Might Tarrare’s affliction have, in fact, been a combination of all of the above? As the location of his burial is unknown, it won’t be possible to investigate further, though there is one theory about the disease Tarrare may have been stricken with that is perhaps more compelling than the rest. That is that he suffered from a disorder called Pica. Most commonly observed in people with certain mental health conditions, especially autism spectrum disorder, intellectual disabilities or schizophrenia, Pica is the craving or consumption of objects that are not normally intended to be consumed. It is classified as an eating disorder, but can also be the result of an existing mental disorder, with an ingested or craved substance being biological, natural or manmade. Pica is thought to have a host of causes, from cultural or learned behaviours to negative conditions during childhood, mental health issues or various physical deficiencies. And it seems to be the condition that most closely fits with what we know about Tarrare.
Though it will probably never be possible to pinpoint the exact biological or psychological cause behind Tarrare’s behaviour, there was, strangely enough, a Polish soldier serving in the French army at the same time as Tarrare who was consuming ten times the rations of other men, apparently eating two hundred cats in a single year.
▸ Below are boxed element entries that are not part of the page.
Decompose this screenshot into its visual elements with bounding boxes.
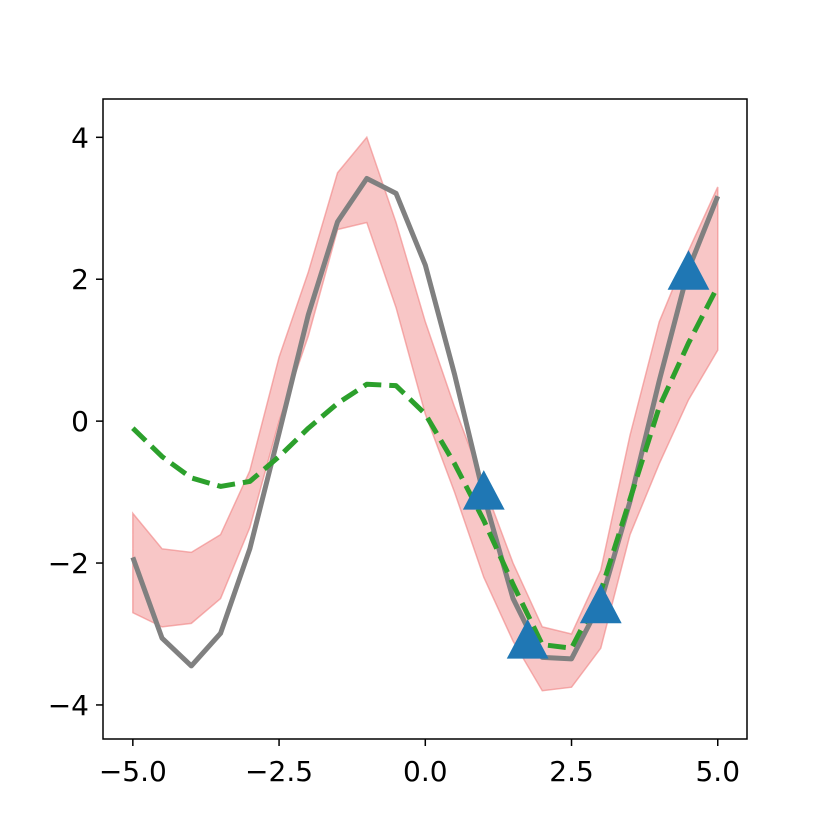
x-tick-label: 0.0 xyxy=(403,755,448,788)
triangle-marker xyxy=(462,470,505,510)
y-tick-label: −2 xyxy=(48,547,89,580)
x-tick-label: −5.0 xyxy=(99,755,167,788)
x-tick-label: −2.5 xyxy=(245,755,313,788)
x-tick-label: 2.5 xyxy=(549,755,594,788)
triangle-marker xyxy=(579,583,622,624)
triangle-marker xyxy=(506,619,549,659)
triangle-marker xyxy=(667,250,710,290)
confidence-band xyxy=(132,135,719,692)
dashed-line xyxy=(131,285,720,651)
y-tick-label: 4 xyxy=(71,121,89,154)
y-tick-label: 0 xyxy=(71,405,89,438)
x-tick-label: 5.0 xyxy=(695,755,740,788)
y-tick-label: 2 xyxy=(71,263,89,296)
y-tick-label: −4 xyxy=(48,689,89,722)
He was also capable of consuming up to 500lbs of grass per day, considerably more than a modern dairy cow. There is even an anecdote from the soldier’s time serving at sea that describes him attempting to eat the severed leg of a crew member that had been blown from the man’s body by cannon fire. Could there have been some common environmental factor in France at that exact time in history that was turning people into perverse and compulsive eaters?
When Tarrare finally expired in a cloud of putrid gas, pus and excrement, he was twenty-six years of age. The gold fork he claimed to have swallowed years earlier was never found.